FOREACH (JsonGetItem(__MESSAGE, "list[]")) DO
'Initialize the Collection variables
TagNames = Clear()
Values = Clear()
AttributeNames = Clear()
City = JsonGetValue(__ITEM, "name")

'Getting the variables of interest under main{}
main = JsonGetValue(__ITEM, "main")
temp = JsonGetValue(main, "temp")
Tagnames = Add(CONCAT(city,"_temp"))
Values = Add(temp)
pressure = JsonGetValue(main, "pressure")
Tagnames = Add(CONCAT(city,"_pressure"))
Values = Add(pressure)
humidity = JsonGetValue(main, "humidity")
Tagnames = Add(CONCAT(city,"_humidity"))
Values = Add(humidity)
'Getting the variables of interest under wind{}
wind = JsonGetValue(__ITEM, "wind")
windspeed = JsonGetValue(wind, "speed")
Tagnames = Add(CONCAT(city,"_windspeed"))
Values = Add(windspeed)
AttributeNames=Add("Wind Speed")
'Getting the variables of interest under sys{}
sys = JsonGetValue(__ITEM, "sys")
sunset = JsonGetValue(sys, "sunset")
Tagnames = Add(CONCAT(city,"_sunset"))
Values = Add(sunset)
AttributeNames=Add("Sunset Time")
sunrise = JsonGetValue(sys, "sunrise")
Tagnames = Add(CONCAT(city,"_sunrise"))
Values = Add(sunrise)
AttributeNames=Add("Sunrise Time")

'Store the values in PI
'Create the AF Element to store the attributes in
ElementName=CONCAT("Weather_Monitoring\", City)
StoreElement("Weather_Monitoring") 'Parent Element
'We use tagnames collection as the Dynamic attributes collection
StoreElement(ElementName, "WeatherTemplate",tagnames) 'Child Element



Configuration in the connector admin page:

  • Configuration File: The .ini file built previously
  • Data Source Type: REST Client
  • Address: <YourAPIcall>
  • Scan Time: 600 (I am getting a new value every 10 minutes)
  • Word Wrap: -1; This is very important.
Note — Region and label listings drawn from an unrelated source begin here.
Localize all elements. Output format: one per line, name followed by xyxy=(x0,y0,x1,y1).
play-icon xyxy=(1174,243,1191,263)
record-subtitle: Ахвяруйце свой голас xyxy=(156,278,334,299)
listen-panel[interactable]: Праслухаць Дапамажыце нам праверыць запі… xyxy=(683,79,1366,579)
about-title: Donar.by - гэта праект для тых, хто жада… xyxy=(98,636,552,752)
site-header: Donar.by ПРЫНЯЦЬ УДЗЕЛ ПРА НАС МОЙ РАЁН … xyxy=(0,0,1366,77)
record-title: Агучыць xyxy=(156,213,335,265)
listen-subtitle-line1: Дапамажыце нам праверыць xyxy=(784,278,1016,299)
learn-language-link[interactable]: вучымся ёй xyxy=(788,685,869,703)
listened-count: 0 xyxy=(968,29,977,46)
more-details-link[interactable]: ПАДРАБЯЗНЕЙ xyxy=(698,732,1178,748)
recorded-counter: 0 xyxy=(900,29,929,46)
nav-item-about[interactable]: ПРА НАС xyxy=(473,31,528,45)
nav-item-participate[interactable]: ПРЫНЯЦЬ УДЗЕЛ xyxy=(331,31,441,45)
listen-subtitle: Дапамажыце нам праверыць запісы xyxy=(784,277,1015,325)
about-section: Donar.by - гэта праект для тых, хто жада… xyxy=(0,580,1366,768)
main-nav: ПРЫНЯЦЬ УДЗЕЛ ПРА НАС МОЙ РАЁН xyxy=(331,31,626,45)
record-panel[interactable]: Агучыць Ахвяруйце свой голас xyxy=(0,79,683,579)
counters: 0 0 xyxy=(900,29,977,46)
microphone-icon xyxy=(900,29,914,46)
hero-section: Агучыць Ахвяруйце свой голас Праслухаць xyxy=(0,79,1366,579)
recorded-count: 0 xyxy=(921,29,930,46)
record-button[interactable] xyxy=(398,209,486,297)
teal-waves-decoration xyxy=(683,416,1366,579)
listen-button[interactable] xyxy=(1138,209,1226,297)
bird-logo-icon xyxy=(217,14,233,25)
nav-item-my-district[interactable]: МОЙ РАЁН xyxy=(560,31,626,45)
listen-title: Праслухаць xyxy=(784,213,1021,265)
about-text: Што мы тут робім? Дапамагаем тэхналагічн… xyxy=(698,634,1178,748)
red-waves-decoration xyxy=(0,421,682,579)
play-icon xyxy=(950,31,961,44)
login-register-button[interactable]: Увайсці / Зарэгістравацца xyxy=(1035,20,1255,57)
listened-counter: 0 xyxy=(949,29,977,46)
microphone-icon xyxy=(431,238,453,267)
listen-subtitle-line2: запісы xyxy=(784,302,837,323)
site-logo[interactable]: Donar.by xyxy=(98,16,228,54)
In order to read JSON format, we need to use "-1" so that it interprets the formatted file as 1 line



An element was created for each city, including our attributes of interest. Since they all share the same template, the UOMs can be defined and further calculations/displays can be built at the template level.

Since the API call defines the entire structure, we could add any other location and the structure would automatically update on the next scan.